Peter Andre says keeping kids safe online is more important than ever this winter, as internet use amongst teenagers’ surges because of lockdown.

  • As a father of four, Peter Andre knows first-hand how important it is to speak to your children about their internet use.
  • Peter says: “We, as parents, have to find the balance between looking over children’s shoulders constantly and allowing them freedom”
  • Cyberbullying is on the rise due to COVID-19 isolation and social distancing, as children spend more time indoors and on platforms like TikTok and Instagram.

As lockdown restrictions sweep UK, cybersecurity specialists Panda Security, is teaming up with Peter Andre on a campaign to keep children safe online this Winter.

Peter is passionate about communicating ways to safeguard kids online, particularly from the dangers of trolling and cyberbullying. The campaign seeks to enable parents to better protect their children from cyber threats, as well as educate them about the dangers that come with children having an online presence.
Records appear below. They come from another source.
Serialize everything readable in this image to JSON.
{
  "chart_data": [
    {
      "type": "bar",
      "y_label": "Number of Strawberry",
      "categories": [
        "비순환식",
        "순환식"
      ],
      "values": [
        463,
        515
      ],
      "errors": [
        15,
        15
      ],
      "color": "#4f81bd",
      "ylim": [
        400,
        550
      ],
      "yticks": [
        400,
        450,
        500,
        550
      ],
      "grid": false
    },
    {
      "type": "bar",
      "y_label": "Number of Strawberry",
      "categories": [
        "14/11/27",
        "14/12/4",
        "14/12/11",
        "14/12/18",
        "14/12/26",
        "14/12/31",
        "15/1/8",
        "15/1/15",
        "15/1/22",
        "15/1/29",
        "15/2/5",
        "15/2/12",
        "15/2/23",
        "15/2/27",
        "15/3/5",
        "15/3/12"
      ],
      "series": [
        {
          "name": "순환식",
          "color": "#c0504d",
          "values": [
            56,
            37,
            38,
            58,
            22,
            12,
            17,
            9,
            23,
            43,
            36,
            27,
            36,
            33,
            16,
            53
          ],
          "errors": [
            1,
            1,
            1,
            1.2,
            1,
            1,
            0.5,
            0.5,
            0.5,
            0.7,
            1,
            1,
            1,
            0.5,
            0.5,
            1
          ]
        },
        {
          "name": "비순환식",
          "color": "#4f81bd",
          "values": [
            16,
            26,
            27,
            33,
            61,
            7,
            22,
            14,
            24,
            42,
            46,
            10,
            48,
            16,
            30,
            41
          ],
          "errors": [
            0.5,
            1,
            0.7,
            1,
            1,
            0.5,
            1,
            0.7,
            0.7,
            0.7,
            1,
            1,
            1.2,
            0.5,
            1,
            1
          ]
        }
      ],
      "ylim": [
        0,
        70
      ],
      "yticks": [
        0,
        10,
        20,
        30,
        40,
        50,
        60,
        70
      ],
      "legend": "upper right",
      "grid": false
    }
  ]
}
Having experienced bullying himself as a kid, Peter says:

We, as parents, have to find the balance between looking over children’s shoulders constantly and allowing them freedom.”

Obviously online bullying was not something we had to worry about as kids but is rife in the day to day lives of a new generation.
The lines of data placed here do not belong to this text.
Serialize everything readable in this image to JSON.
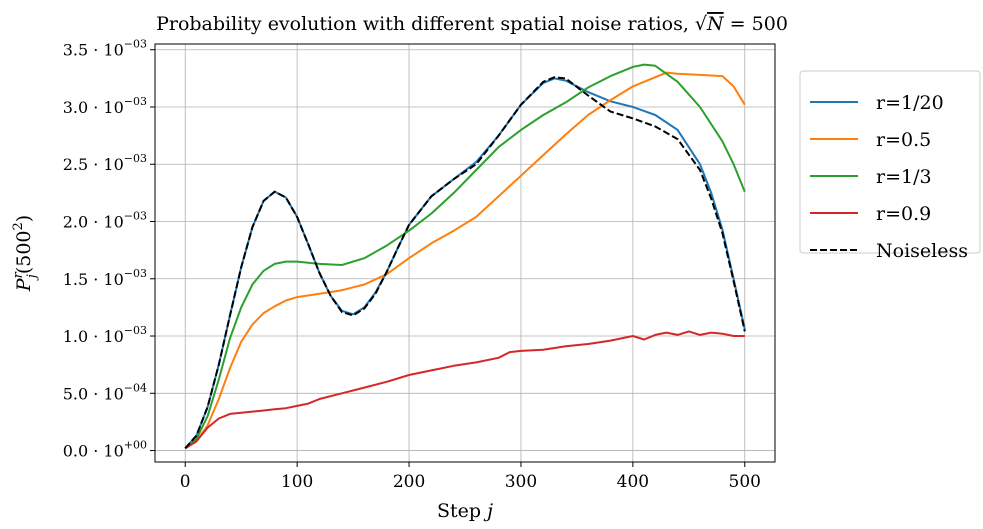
{
  "chart_data": {
    "type": "line",
    "title_prefix": "Probability evolution with different spatial noise ratios, ",
    "title_math_sqrt_symbol": "√",
    "title_math_var": "N",
    "title_math_rest": " = 500",
    "xlabel_prefix": "Step ",
    "xlabel_var": "j",
    "ylabel_main": "P",
    "ylabel_sub": "j",
    "ylabel_sup": "r",
    "ylabel_paren_open": "(500",
    "ylabel_paren_sup": "2",
    "ylabel_paren_close": ")",
    "xlim": [
      -27,
      527
    ],
    "ylim": [
      -0.0001,
      0.00355
    ],
    "xticks": [
      {
        "value": 0,
        "label": "0"
      },
      {
        "value": 100,
        "label": "100"
      },
      {
        "value": 200,
        "label": "200"
      },
      {
        "value": 300,
        "label": "300"
      },
      {
        "value": 400,
        "label": "400"
      },
      {
        "value": 500,
        "label": "500"
      }
    ],
    "yticks": [
      {
        "value": 0.0,
        "mant": "0.0 · 10",
        "exp": "+00"
      },
      {
        "value": 0.0005,
        "mant": "5.0 · 10",
        "exp": "−04"
      },
      {
        "value": 0.001,
        "mant": "1.0 · 10",
        "exp": "−03"
      },
      {
        "value": 0.0015,
        "mant": "1.5 · 10",
        "exp": "−03"
      },
      {
        "value": 0.002,
        "mant": "2.0 · 10",
        "exp": "−03"
      },
      {
        "value": 0.0025,
        "mant": "2.5 · 10",
        "exp": "−03"
      },
      {
        "value": 0.003,
        "mant": "3.0 · 10",
        "exp": "−03"
      },
      {
        "value": 0.0035,
        "mant": "3.5 · 10",
        "exp": "−03"
      }
    ],
    "grid": true,
    "legend_position": "outside right, top",
    "series": [
      {
        "name": "r=1/20",
        "color": "#1f77b4",
        "dash": "solid",
        "x": [
          0,
          10,
          20,
          30,
          40,
          50,
          60,
          70,
          80,
          90,
          100,
          110,
          120,
          130,
          140,
          150,
          160,
          170,
          180,
          190,
          200,
          220,
          240,
          260,
          280,
          300,
          320,
          330,
          340,
          360,
          380,
          400,
          420,
          440,
          460,
          470,
          480,
          490,
          500
        ],
        "y": [
          2e-05,
          0.00013,
          0.00038,
          0.00075,
          0.00118,
          0.0016,
          0.00195,
          0.00218,
          0.00226,
          0.00221,
          0.00204,
          0.0018,
          0.00155,
          0.00135,
          0.00122,
          0.00119,
          0.00125,
          0.00138,
          0.00156,
          0.00177,
          0.00197,
          0.00222,
          0.00237,
          0.00252,
          0.00275,
          0.00302,
          0.00321,
          0.00325,
          0.00323,
          0.00313,
          0.00305,
          0.003,
          0.00293,
          0.0028,
          0.0025,
          0.00225,
          0.00193,
          0.0015,
          0.00106
        ]
      },
      {
        "name": "r=0.5",
        "color": "#ff7f0e",
        "dash": "solid",
        "x": [
          0,
          10,
          20,
          30,
          40,
          50,
          60,
          70,
          80,
          90,
          100,
          120,
          140,
          160,
          180,
          200,
          220,
          240,
          260,
          280,
          300,
          320,
          340,
          360,
          380,
          400,
          420,
          430,
          440,
          460,
          480,
          490,
          500
        ],
        "y": [
          2e-05,
          8e-05,
          0.00022,
          0.00045,
          0.00072,
          0.00095,
          0.0011,
          0.0012,
          0.00126,
          0.00131,
          0.00134,
          0.00137,
          0.0014,
          0.00145,
          0.00154,
          0.00168,
          0.00181,
          0.00192,
          0.00204,
          0.00222,
          0.0024,
          0.00258,
          0.00276,
          0.00293,
          0.00306,
          0.00318,
          0.00326,
          0.0033,
          0.00329,
          0.00328,
          0.00327,
          0.00318,
          0.00302
        ]
      },
      {
        "name": "r=1/3",
        "color": "#2ca02c",
        "dash": "solid",
        "x": [
          0,
          10,
          20,
          30,
          40,
          50,
          60,
          70,
          80,
          90,
          100,
          120,
          140,
          160,
          180,
          200,
          220,
          240,
          260,
          280,
          300,
          320,
          340,
          360,
          380,
          400,
          410,
          420,
          440,
          460,
          480,
          490,
          500
        ],
        "y": [
          2e-05,
          0.0001,
          0.0003,
          0.00062,
          0.00098,
          0.00125,
          0.00145,
          0.00157,
          0.00163,
          0.00165,
          0.00165,
          0.00163,
          0.00162,
          0.00168,
          0.00179,
          0.00192,
          0.00207,
          0.00225,
          0.00245,
          0.00265,
          0.0028,
          0.00293,
          0.00304,
          0.00317,
          0.00327,
          0.00335,
          0.00337,
          0.00336,
          0.00322,
          0.003,
          0.0027,
          0.0025,
          0.00226
        ]
      },
      {
        "name": "r=0.9",
        "color": "#d62728",
        "dash": "solid",
        "x": [
          0,
          10,
          20,
          30,
          40,
          50,
          60,
          70,
          80,
          90,
          100,
          110,
          120,
          140,
          160,
          180,
          200,
          220,
          240,
          260,
          280,
          290,
          300,
          320,
          340,
          360,
          380,
          400,
          410,
          420,
          430,
          440,
          450,
          460,
          470,
          480,
          490,
          500
        ],
        "y": [
          2e-05,
          8e-05,
          0.0002,
          0.00028,
          0.00032,
          0.00033,
          0.00034,
          0.00035,
          0.00036,
          0.00037,
          0.00039,
          0.00041,
          0.00045,
          0.0005,
          0.00055,
          0.0006,
          0.00066,
          0.0007,
          0.00074,
          0.00077,
          0.00081,
          0.00086,
          0.00087,
          0.00088,
          0.00091,
          0.00093,
          0.00096,
          0.001,
          0.00097,
          0.00101,
          0.00103,
          0.00101,
          0.00104,
          0.00101,
          0.00103,
          0.00102,
          0.001,
          0.001
        ]
      },
      {
        "name": "Noiseless",
        "color": "#000000",
        "dash": "dashed",
        "x": [
          0,
          10,
          20,
          30,
          40,
          50,
          60,
          70,
          80,
          90,
          100,
          110,
          120,
          130,
          140,
          150,
          160,
          170,
          180,
          190,
          200,
          220,
          240,
          260,
          280,
          300,
          320,
          330,
          340,
          360,
          380,
          400,
          420,
          440,
          460,
          470,
          480,
          490,
          500
        ],
        "y": [
          2e-05,
          0.00013,
          0.00038,
          0.00075,
          0.00118,
          0.0016,
          0.00195,
          0.00218,
          0.00226,
          0.00221,
          0.00204,
          0.0018,
          0.00155,
          0.00135,
          0.00121,
          0.00118,
          0.00124,
          0.00137,
          0.00156,
          0.00177,
          0.00197,
          0.00222,
          0.00237,
          0.0025,
          0.00275,
          0.00302,
          0.00322,
          0.00326,
          0.00325,
          0.0031,
          0.00296,
          0.0029,
          0.00283,
          0.00272,
          0.00245,
          0.0022,
          0.0019,
          0.00148,
          0.00104
        ]
      }
    ]
  }
}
Having online security that protects our children is a way for us to be responsible parents protecting them without being too strict but giving them space at the same time.

At Panda Security, we know that the challenge of balancing parental duties and working from home have increased considerably because of lockdown restrictions.

We also know protecting your kids from online dangers is increasingly difficult; access to inappropriate content is now not the only threat parents need to worry about, mobile addiction and unauthorized online purchases are also increasingly common.

Furthermore, the prevalent and serious issue of cyberbullying amongst young people has been on the rise, even before the pandemic struck. In the UK, 20% of young people between the ages of 12-20 were bullied online in 2019.

COVID-19 isolation and social distancing have pushed these already alarming numbers higher than ever before. According to L1ght, an organization that monitors online harassment and hate speech, there has been a 70% increase in cyberbullying during lockdown.

Top tips for keeping your kids safe online

As the nights draw in and with lockdown restrictions meaning more time spent indoors, Panda Security is looking to raise awareness about the importance of keeping children safe online.

Hervé Lambert, Global Consumer Operations Manager at Panda Security shares some top tips to parents:

  1. Talk to your children: As your lids are going to be indoors a lot more this winter, it’s more important than ever to talk to them about their online presence. What websites do they usually visit? Do they have any social media profiles? Are they being trolled? Understanding their online footprint will put you in a better position to help them if they run into trouble.
  2. Remind them of ‘Stranger Danger’: Speak to your children about safe internet use; remind them of ‘Stranger Danger’ and warn them not to send anyone private information, pictures, or videos.
  3. Install parental controls: These can help reduce the risk of children viewing inappropriate content on the web. They can be used for a whole manner of things such as controlling or blocking access to video games; limiting what children can search online; managing access to social media sites; and requiring parental authorisation to make online purchases.
  4. Maintain trust: When you install controls for the first time, you may find your kids think you are just out to spoil their fun and you could lose their trust, making it harder to spot signs of trouble. Maintain a dialogue and explain why you have set these rules, while putting in time to review them at a later date.
  5. Remember to be flexible: As your children’s habits change, so will their online behaviour, meaning your approach will have to change too. While tools like parental controls are crucial in the case of younger children, with teenagers, parents need to connect and encourage their them to be open about their online activity.